Better the emissions, the worse the ash

The poll was revealed to lawmakers in party caucuses — non-public planning sessions — just before the Legislature meeting at which the ash-for-cover deal was to be approved.

The questions undercut the data, said toxicologist Alison King of Solon, an ash opponent at one of the caucuses. “Who paid for this? Who developed the questions?” King asked. “This is a very nonpublic manner for a legislature to proceed.”

She said the poll results were better off sent to the Solid Waste Committee, which Sudbrink chairs, where they could be vetted in public.

A number of the questions were skewed or inaccurate, King said. In particular, opponents of ash-for-trash have not claimed the ash would increase cancer rates, as the poll suggests.

No specific data prove or disprove a connection between ash and cancer, she said. “There are known toxins. We don’t know what the health risks really are. It needs study.”

And while the poll suggests air emissions are well-regulated and relatively clean, “the better they control the emissions, the more toxic the ash is,” King said.

Eroding public trust

Not that any of those concerns necessarily swayed lawmakers. Legislator Sandy Price (D-Harford, Virgil) said Tuesday she would have voted against ash-for-cover, anyhow, based solely on the wording of the proposed agreement.
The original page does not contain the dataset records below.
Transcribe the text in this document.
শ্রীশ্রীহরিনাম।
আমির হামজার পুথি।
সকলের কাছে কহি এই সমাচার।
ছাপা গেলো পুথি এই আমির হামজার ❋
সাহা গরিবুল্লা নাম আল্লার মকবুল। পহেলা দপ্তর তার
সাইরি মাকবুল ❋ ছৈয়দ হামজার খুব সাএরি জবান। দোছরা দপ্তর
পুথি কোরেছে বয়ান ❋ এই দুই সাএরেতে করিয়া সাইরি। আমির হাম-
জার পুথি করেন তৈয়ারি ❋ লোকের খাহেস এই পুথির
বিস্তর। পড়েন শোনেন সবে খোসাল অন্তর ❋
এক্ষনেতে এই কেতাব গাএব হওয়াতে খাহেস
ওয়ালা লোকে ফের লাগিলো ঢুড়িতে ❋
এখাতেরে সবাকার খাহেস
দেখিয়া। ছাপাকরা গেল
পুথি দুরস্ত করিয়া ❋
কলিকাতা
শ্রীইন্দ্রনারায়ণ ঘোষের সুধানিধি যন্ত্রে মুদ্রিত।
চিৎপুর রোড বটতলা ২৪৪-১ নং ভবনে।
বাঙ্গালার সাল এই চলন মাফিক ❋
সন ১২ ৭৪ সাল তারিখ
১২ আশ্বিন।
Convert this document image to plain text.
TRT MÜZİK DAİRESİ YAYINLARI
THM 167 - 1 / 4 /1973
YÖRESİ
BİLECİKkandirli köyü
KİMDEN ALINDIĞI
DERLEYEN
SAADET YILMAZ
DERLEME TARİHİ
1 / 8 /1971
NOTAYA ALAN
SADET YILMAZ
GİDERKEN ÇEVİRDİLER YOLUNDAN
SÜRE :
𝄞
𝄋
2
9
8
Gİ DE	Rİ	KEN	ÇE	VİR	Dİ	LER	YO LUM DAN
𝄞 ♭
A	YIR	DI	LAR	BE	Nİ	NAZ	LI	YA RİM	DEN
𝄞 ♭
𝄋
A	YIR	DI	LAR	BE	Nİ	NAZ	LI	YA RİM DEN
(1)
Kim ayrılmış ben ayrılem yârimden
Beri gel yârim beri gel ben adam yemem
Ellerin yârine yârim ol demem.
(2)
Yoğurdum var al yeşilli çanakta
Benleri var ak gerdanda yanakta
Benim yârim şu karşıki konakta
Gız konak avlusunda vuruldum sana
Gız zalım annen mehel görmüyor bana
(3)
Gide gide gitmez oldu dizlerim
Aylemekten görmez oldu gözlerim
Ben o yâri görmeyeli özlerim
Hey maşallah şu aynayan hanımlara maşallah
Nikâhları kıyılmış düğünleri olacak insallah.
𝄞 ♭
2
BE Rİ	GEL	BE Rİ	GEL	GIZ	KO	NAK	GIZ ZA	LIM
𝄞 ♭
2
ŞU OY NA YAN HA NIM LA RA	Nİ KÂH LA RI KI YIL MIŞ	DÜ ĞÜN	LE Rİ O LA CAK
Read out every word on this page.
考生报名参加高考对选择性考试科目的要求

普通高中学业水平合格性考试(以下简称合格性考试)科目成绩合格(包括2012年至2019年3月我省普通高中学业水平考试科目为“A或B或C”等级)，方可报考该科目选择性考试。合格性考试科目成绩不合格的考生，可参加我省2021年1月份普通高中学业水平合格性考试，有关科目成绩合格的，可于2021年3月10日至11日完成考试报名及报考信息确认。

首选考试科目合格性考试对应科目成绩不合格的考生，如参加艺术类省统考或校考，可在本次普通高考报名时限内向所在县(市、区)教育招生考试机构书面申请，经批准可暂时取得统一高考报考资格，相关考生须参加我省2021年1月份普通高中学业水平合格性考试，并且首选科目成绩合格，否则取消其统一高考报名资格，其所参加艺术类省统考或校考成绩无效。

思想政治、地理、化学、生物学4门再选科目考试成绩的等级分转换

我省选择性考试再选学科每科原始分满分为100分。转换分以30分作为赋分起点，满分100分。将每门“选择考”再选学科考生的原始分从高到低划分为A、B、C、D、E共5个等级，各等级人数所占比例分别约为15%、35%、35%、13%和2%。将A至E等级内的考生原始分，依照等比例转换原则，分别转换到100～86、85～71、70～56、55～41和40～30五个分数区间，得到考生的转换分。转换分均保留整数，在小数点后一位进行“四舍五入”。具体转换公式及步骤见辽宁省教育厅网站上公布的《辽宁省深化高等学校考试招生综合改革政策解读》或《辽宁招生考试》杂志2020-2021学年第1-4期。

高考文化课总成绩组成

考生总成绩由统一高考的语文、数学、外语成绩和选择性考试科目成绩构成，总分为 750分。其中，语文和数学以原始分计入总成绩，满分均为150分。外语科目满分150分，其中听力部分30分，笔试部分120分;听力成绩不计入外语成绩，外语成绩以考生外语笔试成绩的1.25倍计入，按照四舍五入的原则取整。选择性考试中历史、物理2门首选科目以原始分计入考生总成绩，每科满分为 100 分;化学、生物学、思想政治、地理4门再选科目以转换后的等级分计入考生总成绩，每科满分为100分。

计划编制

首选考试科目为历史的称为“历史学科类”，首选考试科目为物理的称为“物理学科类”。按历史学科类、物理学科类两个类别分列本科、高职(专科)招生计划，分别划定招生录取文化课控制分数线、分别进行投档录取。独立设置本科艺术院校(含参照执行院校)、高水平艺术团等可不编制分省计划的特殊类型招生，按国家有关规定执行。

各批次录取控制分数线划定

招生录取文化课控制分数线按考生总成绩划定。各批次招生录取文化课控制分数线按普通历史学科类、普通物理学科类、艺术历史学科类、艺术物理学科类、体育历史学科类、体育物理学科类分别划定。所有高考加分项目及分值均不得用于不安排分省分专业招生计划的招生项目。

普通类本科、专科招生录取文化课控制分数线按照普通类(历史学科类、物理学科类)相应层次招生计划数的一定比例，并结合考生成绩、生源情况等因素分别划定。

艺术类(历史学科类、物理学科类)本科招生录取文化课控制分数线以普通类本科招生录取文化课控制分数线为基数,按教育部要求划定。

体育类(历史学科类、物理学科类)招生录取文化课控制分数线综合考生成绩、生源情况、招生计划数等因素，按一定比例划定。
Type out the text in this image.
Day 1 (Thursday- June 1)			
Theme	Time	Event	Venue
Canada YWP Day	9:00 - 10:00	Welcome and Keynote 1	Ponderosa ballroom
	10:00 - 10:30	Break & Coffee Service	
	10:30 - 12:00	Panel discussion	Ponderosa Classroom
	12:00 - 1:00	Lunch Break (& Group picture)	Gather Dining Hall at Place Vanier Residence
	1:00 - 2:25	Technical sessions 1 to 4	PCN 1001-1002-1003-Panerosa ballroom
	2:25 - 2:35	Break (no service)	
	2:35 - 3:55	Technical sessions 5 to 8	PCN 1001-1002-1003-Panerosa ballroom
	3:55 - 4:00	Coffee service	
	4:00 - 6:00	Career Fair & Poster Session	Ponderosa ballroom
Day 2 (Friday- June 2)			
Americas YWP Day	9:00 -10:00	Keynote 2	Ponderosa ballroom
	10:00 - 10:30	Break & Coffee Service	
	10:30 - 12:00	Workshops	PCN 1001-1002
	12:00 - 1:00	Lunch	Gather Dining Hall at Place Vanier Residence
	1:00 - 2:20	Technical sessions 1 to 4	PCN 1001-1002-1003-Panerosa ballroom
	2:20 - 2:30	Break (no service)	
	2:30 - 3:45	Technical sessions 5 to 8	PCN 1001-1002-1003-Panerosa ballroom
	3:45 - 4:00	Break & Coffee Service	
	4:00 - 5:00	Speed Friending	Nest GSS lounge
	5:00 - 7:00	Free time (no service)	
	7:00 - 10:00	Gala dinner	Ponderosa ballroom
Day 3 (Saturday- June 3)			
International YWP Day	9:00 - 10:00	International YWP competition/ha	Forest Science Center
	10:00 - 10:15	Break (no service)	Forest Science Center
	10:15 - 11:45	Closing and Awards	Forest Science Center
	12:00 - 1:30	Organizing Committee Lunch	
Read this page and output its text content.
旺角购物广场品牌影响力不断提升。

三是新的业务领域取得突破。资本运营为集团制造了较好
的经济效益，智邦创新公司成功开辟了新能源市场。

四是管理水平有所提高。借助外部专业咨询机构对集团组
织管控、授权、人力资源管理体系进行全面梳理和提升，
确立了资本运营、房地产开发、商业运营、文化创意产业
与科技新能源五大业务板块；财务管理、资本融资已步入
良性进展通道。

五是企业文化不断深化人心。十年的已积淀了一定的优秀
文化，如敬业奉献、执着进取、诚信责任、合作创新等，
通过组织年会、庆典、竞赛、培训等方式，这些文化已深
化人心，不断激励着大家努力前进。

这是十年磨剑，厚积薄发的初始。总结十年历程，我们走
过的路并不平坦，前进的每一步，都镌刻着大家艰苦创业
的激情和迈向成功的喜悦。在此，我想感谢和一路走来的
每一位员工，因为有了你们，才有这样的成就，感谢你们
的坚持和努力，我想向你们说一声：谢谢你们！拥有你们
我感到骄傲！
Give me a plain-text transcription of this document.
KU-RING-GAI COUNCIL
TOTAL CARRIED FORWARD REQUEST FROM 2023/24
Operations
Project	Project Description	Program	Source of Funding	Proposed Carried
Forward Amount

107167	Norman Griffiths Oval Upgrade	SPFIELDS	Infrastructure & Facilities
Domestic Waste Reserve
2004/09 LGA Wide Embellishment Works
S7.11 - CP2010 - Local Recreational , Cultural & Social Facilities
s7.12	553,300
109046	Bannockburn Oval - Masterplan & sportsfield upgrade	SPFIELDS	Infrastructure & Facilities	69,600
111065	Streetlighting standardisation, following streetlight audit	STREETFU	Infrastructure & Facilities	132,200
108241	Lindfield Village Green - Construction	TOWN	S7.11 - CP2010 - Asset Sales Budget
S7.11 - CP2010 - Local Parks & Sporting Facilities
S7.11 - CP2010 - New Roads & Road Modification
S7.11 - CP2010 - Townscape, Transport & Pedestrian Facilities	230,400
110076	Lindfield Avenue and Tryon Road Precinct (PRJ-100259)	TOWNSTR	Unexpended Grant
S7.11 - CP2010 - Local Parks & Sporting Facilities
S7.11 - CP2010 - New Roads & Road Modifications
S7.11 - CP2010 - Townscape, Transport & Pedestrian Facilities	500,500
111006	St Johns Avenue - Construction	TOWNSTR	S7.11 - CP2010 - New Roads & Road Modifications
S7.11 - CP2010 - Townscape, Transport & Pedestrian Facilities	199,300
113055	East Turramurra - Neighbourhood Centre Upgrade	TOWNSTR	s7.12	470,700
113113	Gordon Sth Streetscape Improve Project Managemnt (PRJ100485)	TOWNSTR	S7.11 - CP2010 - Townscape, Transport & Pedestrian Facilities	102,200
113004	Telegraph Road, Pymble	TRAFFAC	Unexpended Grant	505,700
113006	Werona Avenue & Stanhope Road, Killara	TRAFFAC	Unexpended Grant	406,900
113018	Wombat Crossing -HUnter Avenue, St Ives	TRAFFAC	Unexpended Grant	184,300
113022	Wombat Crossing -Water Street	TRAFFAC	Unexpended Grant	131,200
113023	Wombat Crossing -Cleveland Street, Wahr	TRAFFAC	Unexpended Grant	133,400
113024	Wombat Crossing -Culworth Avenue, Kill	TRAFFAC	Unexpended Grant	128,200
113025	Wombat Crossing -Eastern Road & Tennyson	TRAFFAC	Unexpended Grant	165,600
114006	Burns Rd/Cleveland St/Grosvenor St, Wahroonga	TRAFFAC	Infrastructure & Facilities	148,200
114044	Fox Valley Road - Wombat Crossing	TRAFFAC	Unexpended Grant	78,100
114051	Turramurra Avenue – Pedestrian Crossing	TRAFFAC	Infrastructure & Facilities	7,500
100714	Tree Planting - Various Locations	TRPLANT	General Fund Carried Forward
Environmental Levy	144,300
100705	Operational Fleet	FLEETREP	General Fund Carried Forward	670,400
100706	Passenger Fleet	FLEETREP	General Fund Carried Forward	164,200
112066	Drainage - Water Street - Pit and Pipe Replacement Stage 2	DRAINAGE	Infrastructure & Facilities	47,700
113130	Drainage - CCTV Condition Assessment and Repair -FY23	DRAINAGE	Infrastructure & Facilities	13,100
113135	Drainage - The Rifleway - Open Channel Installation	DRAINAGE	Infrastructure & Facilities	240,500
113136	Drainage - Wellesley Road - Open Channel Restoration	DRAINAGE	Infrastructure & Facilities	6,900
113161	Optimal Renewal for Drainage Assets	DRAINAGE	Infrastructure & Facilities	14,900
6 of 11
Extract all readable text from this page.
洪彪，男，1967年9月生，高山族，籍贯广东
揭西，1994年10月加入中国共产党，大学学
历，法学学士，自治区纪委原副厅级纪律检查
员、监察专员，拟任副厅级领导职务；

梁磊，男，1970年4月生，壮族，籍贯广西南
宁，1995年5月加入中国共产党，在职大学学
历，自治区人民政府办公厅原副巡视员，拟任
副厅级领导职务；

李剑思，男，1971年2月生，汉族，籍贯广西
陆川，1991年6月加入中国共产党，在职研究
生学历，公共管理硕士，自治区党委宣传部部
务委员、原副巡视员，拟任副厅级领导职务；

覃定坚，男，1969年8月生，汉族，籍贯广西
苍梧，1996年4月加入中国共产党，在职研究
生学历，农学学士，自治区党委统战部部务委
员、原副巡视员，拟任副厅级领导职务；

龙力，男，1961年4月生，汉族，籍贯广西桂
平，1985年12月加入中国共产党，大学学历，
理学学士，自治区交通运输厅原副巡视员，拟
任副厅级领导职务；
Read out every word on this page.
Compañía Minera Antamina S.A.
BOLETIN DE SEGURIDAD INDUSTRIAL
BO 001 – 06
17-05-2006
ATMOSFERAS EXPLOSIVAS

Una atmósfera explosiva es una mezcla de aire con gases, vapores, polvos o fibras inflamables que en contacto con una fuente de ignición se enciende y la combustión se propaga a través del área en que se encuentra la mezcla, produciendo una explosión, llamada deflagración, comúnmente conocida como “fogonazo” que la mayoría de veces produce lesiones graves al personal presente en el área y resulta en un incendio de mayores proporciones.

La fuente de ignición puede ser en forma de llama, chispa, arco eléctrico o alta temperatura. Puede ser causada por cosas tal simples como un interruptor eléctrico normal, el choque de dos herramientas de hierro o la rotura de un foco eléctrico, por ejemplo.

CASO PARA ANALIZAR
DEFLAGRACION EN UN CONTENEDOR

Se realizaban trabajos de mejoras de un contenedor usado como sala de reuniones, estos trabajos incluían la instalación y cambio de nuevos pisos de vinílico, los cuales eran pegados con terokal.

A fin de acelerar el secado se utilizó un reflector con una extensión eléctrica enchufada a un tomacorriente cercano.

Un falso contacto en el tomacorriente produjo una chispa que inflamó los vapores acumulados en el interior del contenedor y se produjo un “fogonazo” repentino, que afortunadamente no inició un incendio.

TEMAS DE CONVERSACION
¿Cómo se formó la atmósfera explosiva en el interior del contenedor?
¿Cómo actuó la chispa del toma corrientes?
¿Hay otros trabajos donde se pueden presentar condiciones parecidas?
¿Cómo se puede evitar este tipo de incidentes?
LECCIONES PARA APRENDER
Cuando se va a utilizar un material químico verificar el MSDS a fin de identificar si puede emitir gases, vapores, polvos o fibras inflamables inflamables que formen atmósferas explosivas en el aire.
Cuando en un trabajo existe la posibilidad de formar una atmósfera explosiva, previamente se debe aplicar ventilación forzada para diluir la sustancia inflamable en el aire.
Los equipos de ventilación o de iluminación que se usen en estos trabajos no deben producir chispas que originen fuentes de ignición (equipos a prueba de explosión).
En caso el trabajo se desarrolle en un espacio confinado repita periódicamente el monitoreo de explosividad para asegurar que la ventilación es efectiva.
“I asked who commissioned it. I didn’t get an answer,” Price said. More important to her was a phrase that would suggest a later ash-for-trash deal was predicated on the ash-for-cover plan, and a clause that identified the ash as municipal solid waste instead of alternative daily cover or a beneficial use determinant.

“Those two things were bothersome to me,” Price said.

In retrospect, Sudbrink said, they are bothersome. “That’s a terrible oversight; I should have caught it,” he said. “I don’t know why it was worded as solid waste.”

Either way, the wording and the poll point to a lack of transparency, King said. “This is the kind of shenanigan that erodes public trust.”